La difesa (gli avvocati Marco Treggi di Lucca e Daniela Paccoi di Perugia, dove Di Stazio è detenuto nel carcere di Capanne) aveva cercato di ridimensionare il reato da furto aggravato ad appropriazione indebita, reato punito con una pena assai più leggera. Quindi poco dopo le 13 ecco la sentenza. Il vigilante è stato anche condannato a risarcire il dano, con una provvisionale di 450 mila euro. Inutile dire che ben difficilmente qualcuno vedrà mai quei soldi.

L'imputato non è mai stato presente in aula, nè in appello nè in primo grado. A Di Stazio sono stati confiscati i 1.900 euro che gli furono trovati al momento dell'arresto. Gli avvocati difensori Daniela Paccoi e Marco Treggi hanno annunciato che ricorreranno in appello: il loro assistito resta in carcere a Perugia. L'azienda era parte civile con l'avvocato Antonio Bonacci.

Ha mantenuto la scelta iniziale del silenzio e di non collaborare con gli inquirenti. Unico segnale di vita dal carcere perugino di Capanne in cui è rimasto ad aspettare la sentenza (è malato di cuore, fa sapere) una memoria scritta in cui si parla di tutto meno che del colpo del secolo: una lunga lamentazione su come la Securpol l’avrebbe prima licenziato e poi riassunto su ordine del tribunale senza mai risarcirlo, ma silenzio su complici e sul destino dei 4 milioni in verghe d’oro

Ma dopo il processo, una volta definita la pena per il vigilante, resta sullo sfondo il giallo più fitto: quello sul bottino. Che fine ha fatto quella montagna d'oro? E chi erano i complici di cui Di Stazio non ha mai fatto parola e che comunque gli inquirenti ritengono lui non possa non avere avuto, vista la dinamica della vicenda?

LA STORIA Era il pomeriggio dell’11 luglio, fra le 16,30 e le 17. Un maxi-furto da quattro milioni di oro spariti con una sorta di gioco di prestigio da un furgone della Securpol.
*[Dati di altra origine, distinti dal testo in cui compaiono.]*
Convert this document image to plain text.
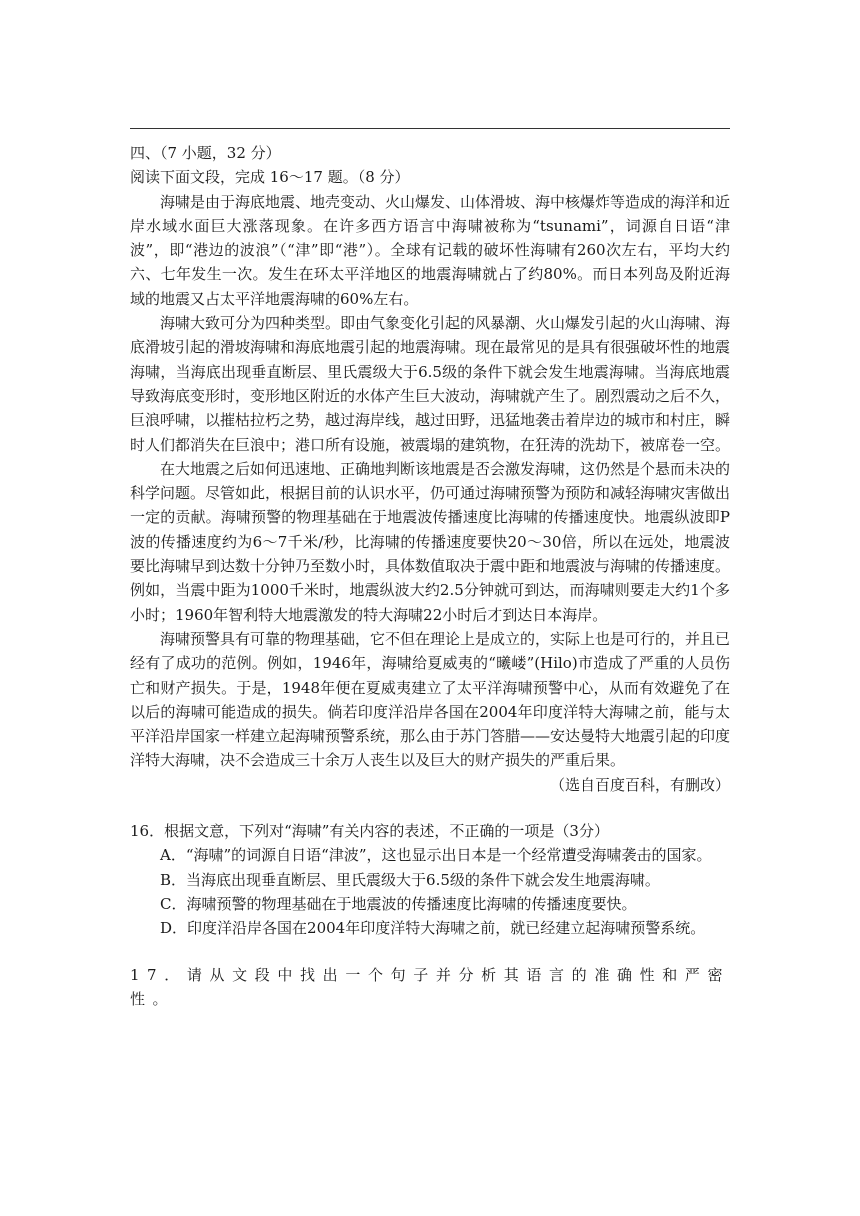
四、（7 小题，32 分）

阅读下面文段，完成 16～17 题。（8 分）

海啸是由于海底地震、地壳变动、火山爆发、山体滑坡、海中核爆炸等造成的海洋和近岸水域水面巨大涨落现象。在许多西方语言中海啸被称为“tsunami”，词源自日语“津波”，即“港边的波浪”（“津”即“港”）。全球有记载的破坏性海啸有260次左右，平均大约六、七年发生一次。发生在环太平洋地区的地震海啸就占了约80%。而日本列岛及附近海域的地震又占太平洋地震海啸的60%左右。

海啸大致可分为四种类型。即由气象变化引起的风暴潮、火山爆发引起的火山海啸、海底滑坡引起的滑坡海啸和海底地震引起的地震海啸。现在最常见的是具有很强破坏性的地震海啸，当海底出现垂直断层、里氏震级大于6.5级的条件下就会发生地震海啸。当海底地震导致海底变形时，变形地区附近的水体产生巨大波动，海啸就产生了。剧烈震动之后不久，巨浪呼啸，以摧枯拉朽之势，越过海岸线，越过田野，迅猛地袭击着岸边的城市和村庄，瞬时人们都消失在巨浪中；港口所有设施，被震塌的建筑物，在狂涛的洗劫下，被席卷一空。

在大地震之后如何迅速地、正确地判断该地震是否会激发海啸，这仍然是个悬而未决的科学问题。尽管如此，根据目前的认识水平，仍可通过海啸预警为预防和减轻海啸灾害做出一定的贡献。海啸预警的物理基础在于地震波传播速度比海啸的传播速度快。地震纵波即P波的传播速度约为6～7千米/秒，比海啸的传播速度要快20～30倍，所以在远处，地震波要比海啸早到达数十分钟乃至数小时，具体数值取决于震中距和地震波与海啸的传播速度。例如，当震中距为1000千米时，地震纵波大约2.5分钟就可到达，而海啸则要走大约1个多小时；1960年智利特大地震激发的特大海啸22小时后才到达日本海岸。

海啸预警具有可靠的物理基础，它不但在理论上是成立的，实际上也是可行的，并且已经有了成功的范例。例如，1946年，海啸给夏威夷的“曦嵝”(Hilo)市造成了严重的人员伤亡和财产损失。于是，1948年便在夏威夷建立了太平洋海啸预警中心，从而有效避免了在以后的海啸可能造成的损失。倘若印度洋沿岸各国在2004年印度洋特大海啸之前，能与太平洋沿岸国家一样建立起海啸预警系统，那么由于苏门答腊——安达曼特大地震引起的印度洋特大海啸，决不会造成三十余万人丧生以及巨大的财产损失的严重后果。

（选自百度百科，有删改）

16．根据文意，下列对“海啸”有关内容的表述，不正确的一项是（3分）

A．“海啸”的词源自日语“津波”，这也显示出日本是一个经常遭受海啸袭击的国家。

B．当海底出现垂直断层、里氏震级大于6.5级的条件下就会发生地震海啸。

C．海啸预警的物理基础在于地震波的传播速度比海啸的传播速度要快。

D．印度洋沿岸各国在2004年印度洋特大海啸之前，就已经建立起海啸预警系统。

17．请从文段中找出一个句子并分析其语言的准确性和严密性。
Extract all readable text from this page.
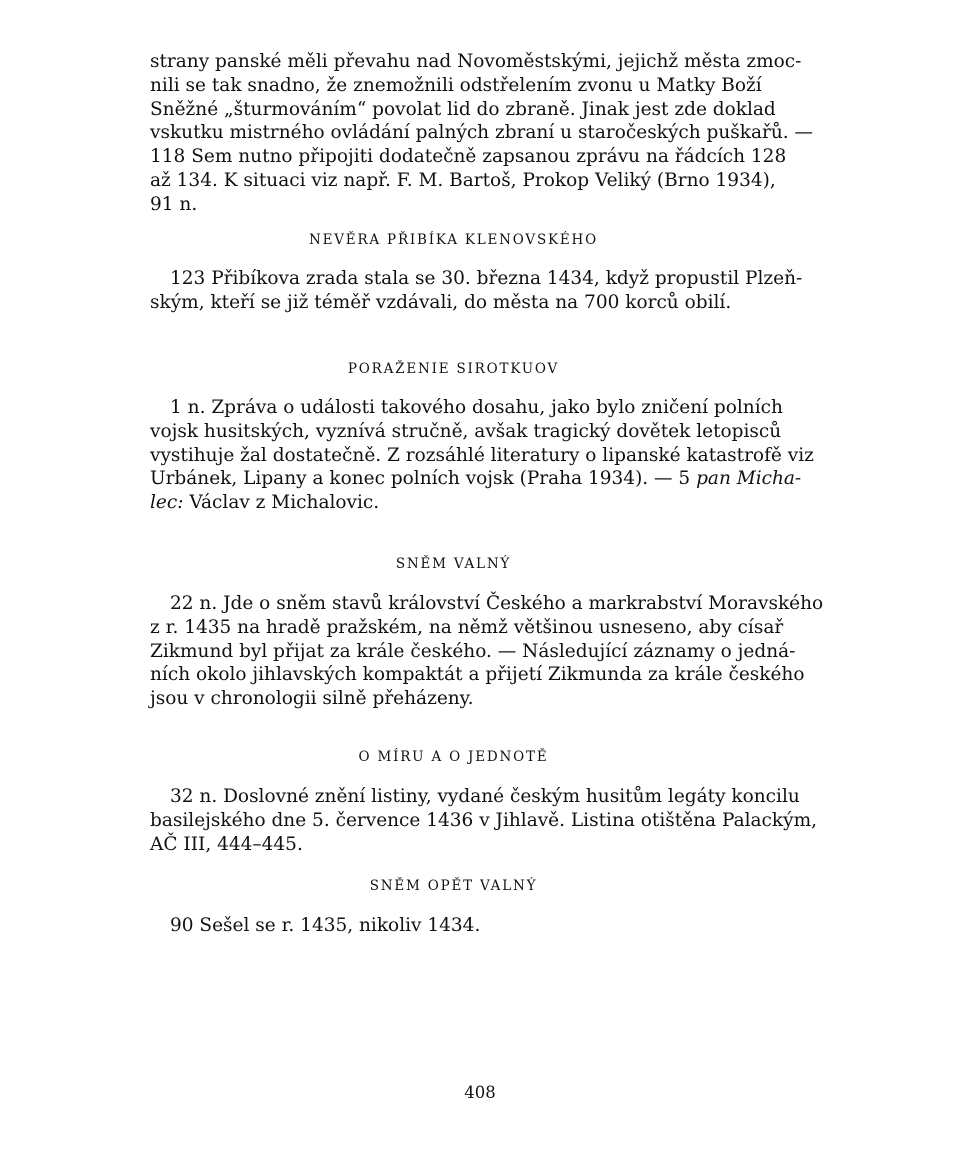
strany panské měli převahu nad Novoměstskými, jejichž města zmoc-
nili se tak snadno, že znemožnili odstřelením zvonu u Matky Boží
Sněžné „šturmováním“ povolat lid do zbraně. Jinak jest zde doklad
vskutku mistrného ovládání palných zbraní u staročeských puškařů. —
118 Sem nutno připojiti dodatečně zapsanou zprávu na řádcích 128
až 134. K situaci viz např. F. M. Bartoš, Prokop Veliký (Brno 1934),
91 n.
NEVĚRA PŘIBÍKA KLENOVSKÉHO
123 Přibíkova zrada stala se 30. března 1434, když propustil Plzeň-
ským, kteří se již téměř vzdávali, do města na 700 korců obilí.
PORAŽENIE SIROTKUOV
1 n. Zpráva o události takového dosahu, jako bylo zničení polních
vojsk husitských, vyznívá stručně, avšak tragický dovětek letopisců
vystihuje žal dostatečně. Z rozsáhlé literatury o lipanské katastrofě viz
Urbánek, Lipany a konec polních vojsk (Praha 1934). — 5 pan Micha-
lec: Václav z Michalovic.
SNĚM VALNÝ
22 n. Jde o sněm stavů království Českého a markrabství Moravského
z r. 1435 na hradě pražském, na němž většinou usneseno, aby císař
Zikmund byl přijat za krále českého. — Následující záznamy o jedná-
ních okolo jihlavských kompaktát a přijetí Zikmunda za krále českého
jsou v chronologii silně přeházeny.
O MÍRU A O JEDNOTĚ
32 n. Doslovné znění listiny, vydané českým husitům legáty koncilu
basilejského dne 5. července 1436 v Jihlavě. Listina otištěna Palackým,
AČ III, 444–445.
SNĚM OPĚT VALNÝ
90 Sešel se r. 1435, nikoliv 1434.
408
Il furgone appunto di cui la guardia giurata di origine napoletana si era impadronito poco prima e che andò a parcheggiare in una piazzola a margine dell’area di servizio di Badia al Pino Ovest, dove fu svuotato in una manciata di minuti.

Da quel giorno nessuna ostentazione di lusso, nessuna avventura esotica. Quando si presentò ai carabinieri di Lucca dopo una settimana, aveva la barba lunga e i vestiti stazzonati. Agli inquirenti confessò che aveva dormito sulle panchine delle stazioni, dando più l’impressione di uno che era stato fregato dai complici.

Non resta che la sequenza dell'ennesimo colpo del secolo. Le due guardie giurate che fanno il giro pomeridiano delle aziende orafe, il collega che scende per ritirare la merce, Di Stazio che al volante dà gas e fugge via. Tutto ripreso dalle telecamere. Nessun sequestro di persona, nessuna minaccia, nessuna violenza. In Autosole potrebbe essere stato lasciato a piedi. Ma lui non parla. E incassa ora la condanna a quattro anni e mezzo, lasciando intorno il dubbio se ne uscirà ricco, con i soldi a disposizione chissà dove, o beffato.